The Socio-Legal Research Centre investigates the origins, operations and effects of legal regimes, policies and practices.
The Griffith Law School has one of the strongest concentrations of socio-legal researchers in Australia. The Socio-Legal Research Centre was established to maximise the potential of this area of strength. At present, it is unique in Australia.
The meaning of socio-legal: Socio-legal research and scholarship has its theoretical and methodological base in the social sciences. It seeks to understand law as a social phenomenon. It is distinguished from other traditions of legal scholarship and research, such as the "black letter" tradition of legal exegesis. Its methodology is predominantly empirical and social-theoretical rather than doctrinal.
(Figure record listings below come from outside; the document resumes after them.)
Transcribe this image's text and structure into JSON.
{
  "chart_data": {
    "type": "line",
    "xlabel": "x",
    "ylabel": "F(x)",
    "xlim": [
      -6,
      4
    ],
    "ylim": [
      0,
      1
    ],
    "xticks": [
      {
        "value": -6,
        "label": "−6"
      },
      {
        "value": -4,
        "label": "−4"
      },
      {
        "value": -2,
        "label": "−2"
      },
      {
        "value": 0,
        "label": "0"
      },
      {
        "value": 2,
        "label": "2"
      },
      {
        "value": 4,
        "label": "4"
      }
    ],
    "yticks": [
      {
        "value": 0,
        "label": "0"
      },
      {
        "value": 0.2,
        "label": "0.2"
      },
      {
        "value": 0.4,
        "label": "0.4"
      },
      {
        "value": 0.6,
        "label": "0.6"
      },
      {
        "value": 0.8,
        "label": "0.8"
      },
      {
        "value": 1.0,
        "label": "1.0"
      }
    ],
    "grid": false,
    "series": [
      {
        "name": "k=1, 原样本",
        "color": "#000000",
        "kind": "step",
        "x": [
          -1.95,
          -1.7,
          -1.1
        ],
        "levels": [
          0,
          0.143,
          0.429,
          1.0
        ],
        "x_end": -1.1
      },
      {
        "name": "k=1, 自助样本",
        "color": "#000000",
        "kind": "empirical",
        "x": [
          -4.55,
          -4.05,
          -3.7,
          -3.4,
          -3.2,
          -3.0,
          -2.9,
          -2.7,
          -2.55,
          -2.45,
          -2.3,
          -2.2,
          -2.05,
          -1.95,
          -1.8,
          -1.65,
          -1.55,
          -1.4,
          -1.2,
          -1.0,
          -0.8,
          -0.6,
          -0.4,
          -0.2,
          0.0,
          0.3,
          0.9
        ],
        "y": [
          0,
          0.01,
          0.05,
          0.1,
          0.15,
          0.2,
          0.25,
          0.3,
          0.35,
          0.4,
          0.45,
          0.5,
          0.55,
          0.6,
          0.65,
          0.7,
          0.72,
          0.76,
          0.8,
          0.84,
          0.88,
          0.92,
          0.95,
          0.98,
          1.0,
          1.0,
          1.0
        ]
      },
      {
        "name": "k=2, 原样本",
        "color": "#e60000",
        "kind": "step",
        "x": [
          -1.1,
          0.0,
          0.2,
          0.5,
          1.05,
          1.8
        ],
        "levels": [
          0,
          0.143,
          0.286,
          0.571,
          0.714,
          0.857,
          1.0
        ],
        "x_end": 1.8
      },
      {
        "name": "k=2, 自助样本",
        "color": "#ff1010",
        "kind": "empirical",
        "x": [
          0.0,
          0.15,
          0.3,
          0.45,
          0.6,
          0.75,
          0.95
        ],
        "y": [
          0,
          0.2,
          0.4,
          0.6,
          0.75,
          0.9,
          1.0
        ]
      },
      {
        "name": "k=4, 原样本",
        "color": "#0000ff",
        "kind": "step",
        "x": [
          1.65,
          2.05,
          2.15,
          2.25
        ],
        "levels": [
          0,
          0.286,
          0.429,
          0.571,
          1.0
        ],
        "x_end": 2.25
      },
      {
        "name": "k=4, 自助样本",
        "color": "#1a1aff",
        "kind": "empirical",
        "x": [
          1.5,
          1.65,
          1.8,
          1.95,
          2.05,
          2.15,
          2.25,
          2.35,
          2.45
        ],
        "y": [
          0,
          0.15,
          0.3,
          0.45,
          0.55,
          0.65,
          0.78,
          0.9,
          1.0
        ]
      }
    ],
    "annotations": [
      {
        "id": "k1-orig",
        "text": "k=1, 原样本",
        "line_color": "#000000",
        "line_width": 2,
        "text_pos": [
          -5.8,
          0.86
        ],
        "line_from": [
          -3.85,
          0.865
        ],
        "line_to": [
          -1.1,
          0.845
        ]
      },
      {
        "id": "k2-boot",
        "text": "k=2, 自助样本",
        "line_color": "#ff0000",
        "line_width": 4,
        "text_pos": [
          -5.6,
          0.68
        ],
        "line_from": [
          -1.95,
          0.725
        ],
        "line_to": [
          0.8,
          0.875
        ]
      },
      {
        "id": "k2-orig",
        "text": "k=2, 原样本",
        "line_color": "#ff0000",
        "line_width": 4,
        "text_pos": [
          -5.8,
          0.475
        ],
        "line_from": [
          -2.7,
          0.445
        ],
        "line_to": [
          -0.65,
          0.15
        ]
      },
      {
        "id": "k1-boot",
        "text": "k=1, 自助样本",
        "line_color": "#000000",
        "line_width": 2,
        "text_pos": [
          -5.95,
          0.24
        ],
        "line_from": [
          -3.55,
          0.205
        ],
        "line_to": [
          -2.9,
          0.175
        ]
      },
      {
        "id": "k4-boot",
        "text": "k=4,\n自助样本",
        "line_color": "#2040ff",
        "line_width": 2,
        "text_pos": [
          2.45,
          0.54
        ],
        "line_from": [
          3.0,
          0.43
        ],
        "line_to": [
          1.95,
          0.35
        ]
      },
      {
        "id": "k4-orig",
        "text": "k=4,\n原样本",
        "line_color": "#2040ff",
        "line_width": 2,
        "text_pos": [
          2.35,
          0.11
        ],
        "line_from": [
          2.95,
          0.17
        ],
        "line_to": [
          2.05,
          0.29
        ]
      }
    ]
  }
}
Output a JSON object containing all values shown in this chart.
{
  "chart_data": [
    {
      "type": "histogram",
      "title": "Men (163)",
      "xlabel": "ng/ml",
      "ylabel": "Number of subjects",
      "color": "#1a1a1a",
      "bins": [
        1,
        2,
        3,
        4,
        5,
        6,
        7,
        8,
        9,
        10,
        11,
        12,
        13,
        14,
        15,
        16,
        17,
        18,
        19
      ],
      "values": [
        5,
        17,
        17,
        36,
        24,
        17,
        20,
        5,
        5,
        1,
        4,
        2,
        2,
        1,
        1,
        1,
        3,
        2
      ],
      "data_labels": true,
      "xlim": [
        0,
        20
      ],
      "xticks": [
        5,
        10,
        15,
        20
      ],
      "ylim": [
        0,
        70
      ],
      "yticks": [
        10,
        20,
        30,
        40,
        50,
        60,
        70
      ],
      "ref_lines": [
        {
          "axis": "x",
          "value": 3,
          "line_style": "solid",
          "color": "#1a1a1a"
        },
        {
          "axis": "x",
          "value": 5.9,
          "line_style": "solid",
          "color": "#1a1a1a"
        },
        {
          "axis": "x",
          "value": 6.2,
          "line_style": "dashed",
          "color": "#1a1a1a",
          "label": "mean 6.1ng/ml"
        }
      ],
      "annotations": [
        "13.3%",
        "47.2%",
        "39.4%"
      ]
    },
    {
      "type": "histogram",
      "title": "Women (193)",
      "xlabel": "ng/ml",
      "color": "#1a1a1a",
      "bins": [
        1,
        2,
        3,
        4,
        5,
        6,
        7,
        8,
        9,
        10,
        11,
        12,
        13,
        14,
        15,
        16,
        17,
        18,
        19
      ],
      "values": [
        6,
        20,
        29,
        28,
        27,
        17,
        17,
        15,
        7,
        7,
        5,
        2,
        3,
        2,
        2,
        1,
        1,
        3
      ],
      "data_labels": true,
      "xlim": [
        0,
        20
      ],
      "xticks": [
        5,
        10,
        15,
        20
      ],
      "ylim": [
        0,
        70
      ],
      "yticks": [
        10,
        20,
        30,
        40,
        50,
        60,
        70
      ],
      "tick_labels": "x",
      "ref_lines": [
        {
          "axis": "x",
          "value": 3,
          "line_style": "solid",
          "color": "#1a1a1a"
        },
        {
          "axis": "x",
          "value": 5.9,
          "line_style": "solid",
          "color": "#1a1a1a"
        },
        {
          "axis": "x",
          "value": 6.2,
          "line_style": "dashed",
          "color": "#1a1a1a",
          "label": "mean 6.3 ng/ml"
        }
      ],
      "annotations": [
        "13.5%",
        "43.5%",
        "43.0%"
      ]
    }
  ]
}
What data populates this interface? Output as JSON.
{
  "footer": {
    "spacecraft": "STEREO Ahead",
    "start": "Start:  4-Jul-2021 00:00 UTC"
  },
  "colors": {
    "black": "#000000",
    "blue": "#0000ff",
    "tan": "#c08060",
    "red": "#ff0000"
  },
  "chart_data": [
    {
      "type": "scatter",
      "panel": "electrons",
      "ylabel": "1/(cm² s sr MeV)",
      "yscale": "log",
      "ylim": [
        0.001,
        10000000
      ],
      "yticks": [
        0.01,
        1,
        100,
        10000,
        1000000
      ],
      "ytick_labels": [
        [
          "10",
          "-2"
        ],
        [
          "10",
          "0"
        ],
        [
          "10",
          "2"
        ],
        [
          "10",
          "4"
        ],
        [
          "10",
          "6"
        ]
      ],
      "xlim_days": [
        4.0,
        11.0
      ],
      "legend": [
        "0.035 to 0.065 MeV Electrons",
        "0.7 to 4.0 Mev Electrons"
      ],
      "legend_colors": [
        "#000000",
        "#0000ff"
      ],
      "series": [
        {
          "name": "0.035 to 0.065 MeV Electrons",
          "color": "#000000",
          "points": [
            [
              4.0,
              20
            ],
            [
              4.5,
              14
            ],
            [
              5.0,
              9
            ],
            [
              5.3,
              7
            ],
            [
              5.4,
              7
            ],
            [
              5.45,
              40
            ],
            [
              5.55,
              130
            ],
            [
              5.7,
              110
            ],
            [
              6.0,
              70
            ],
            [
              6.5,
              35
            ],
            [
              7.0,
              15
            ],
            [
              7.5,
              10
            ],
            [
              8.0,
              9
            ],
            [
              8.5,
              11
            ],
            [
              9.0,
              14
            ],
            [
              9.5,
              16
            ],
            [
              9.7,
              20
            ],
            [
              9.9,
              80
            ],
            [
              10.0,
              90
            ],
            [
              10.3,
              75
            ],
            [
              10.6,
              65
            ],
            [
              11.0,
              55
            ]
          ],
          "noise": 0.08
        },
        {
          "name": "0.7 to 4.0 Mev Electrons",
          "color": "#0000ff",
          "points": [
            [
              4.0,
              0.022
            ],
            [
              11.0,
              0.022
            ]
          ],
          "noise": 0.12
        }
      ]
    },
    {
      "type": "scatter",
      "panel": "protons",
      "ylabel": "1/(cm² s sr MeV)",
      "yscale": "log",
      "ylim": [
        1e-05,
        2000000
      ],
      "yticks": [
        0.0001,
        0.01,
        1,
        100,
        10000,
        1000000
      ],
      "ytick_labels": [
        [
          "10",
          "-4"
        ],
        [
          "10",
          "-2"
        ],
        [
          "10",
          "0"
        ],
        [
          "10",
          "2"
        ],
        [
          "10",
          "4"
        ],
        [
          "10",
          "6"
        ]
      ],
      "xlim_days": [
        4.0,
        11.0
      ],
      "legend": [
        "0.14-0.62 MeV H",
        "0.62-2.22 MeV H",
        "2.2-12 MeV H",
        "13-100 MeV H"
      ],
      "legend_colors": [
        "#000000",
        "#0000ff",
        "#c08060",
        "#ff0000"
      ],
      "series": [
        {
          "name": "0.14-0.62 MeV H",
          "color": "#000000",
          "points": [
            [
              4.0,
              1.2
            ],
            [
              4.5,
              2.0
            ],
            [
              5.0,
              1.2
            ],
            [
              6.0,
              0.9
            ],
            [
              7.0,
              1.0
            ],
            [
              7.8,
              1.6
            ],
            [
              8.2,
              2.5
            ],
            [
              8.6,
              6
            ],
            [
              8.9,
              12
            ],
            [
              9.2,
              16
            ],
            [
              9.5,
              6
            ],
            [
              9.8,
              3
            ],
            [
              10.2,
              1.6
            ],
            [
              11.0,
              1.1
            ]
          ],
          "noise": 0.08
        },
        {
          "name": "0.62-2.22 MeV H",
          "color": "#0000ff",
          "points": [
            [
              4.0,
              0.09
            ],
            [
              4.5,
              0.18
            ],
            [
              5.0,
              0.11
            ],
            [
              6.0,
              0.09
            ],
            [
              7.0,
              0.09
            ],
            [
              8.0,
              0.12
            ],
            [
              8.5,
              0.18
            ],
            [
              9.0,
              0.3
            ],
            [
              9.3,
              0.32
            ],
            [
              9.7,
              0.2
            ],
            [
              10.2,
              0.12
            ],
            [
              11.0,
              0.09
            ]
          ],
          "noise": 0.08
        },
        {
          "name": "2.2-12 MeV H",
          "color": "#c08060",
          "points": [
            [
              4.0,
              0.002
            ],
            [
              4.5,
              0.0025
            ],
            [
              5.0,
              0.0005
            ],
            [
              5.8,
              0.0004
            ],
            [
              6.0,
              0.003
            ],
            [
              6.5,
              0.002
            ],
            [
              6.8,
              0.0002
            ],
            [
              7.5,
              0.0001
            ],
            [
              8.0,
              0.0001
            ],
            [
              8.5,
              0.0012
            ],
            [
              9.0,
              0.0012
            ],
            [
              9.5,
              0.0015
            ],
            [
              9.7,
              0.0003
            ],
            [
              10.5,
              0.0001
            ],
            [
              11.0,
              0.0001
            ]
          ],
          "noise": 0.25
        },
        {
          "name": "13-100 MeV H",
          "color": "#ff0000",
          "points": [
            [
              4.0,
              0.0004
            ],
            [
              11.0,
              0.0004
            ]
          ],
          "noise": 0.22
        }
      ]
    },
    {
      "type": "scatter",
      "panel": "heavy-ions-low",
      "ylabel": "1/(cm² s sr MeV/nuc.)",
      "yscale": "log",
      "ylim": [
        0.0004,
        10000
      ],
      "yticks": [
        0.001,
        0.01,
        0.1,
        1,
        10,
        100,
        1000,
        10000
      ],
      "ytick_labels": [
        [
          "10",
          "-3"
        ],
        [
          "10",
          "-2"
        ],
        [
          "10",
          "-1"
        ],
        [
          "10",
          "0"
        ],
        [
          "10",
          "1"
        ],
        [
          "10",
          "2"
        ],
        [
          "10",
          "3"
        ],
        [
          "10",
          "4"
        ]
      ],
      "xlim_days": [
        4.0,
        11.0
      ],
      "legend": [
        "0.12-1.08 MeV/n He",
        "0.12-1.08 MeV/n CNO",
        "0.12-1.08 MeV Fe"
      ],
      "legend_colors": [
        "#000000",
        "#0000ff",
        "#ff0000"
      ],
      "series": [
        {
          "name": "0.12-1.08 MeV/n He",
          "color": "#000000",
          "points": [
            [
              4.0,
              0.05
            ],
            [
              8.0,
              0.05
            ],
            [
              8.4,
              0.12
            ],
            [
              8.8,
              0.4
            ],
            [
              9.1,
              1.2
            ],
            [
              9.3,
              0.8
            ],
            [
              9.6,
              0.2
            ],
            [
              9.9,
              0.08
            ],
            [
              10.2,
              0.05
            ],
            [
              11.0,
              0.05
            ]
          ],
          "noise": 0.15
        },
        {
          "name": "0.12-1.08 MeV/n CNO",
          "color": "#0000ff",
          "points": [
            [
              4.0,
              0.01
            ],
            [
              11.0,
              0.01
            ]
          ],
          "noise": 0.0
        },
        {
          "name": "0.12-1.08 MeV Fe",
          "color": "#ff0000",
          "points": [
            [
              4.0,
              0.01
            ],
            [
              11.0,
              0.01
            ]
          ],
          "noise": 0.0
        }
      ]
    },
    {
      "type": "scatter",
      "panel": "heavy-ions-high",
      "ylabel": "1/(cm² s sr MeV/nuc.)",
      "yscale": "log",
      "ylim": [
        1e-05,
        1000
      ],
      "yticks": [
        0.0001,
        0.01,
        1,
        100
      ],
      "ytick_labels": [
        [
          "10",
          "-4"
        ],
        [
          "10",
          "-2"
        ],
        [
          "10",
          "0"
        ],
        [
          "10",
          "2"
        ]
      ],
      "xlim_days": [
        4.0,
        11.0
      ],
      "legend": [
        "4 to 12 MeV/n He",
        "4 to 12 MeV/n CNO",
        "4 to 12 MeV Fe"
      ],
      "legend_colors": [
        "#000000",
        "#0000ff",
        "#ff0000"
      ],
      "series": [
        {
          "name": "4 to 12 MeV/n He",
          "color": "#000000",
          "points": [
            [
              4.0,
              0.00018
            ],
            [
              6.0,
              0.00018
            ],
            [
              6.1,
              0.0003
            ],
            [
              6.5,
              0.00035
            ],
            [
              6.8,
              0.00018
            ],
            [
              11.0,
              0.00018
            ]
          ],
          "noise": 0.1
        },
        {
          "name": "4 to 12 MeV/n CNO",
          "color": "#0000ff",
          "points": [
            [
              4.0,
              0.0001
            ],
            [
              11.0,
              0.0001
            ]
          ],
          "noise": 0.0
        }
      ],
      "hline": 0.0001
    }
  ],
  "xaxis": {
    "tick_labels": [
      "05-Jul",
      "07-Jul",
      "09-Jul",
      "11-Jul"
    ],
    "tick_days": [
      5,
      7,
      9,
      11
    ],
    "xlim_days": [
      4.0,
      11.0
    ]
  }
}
The Socio-Legal Research Centre includes scholars who work in the jurisprudential tradition, and whose approach to law is philosophical and draws on social theory.
Socio-legal encompasses
- theoretical and empirical analyses of the nature of law and its relationship to society and the State in the context of a rapidly changing world;
- analyses, both historical and contemporary, of the social, economic and political factors leading to the development of the law and legal process;
- examination of the operation of the law in formal contexts; for example, the courts, or in informal contexts, for example, the law office;
- analyses of the process of decision-taking by those responsible for the administration of the law; and
- analyses of the experience of those affected by the process of law.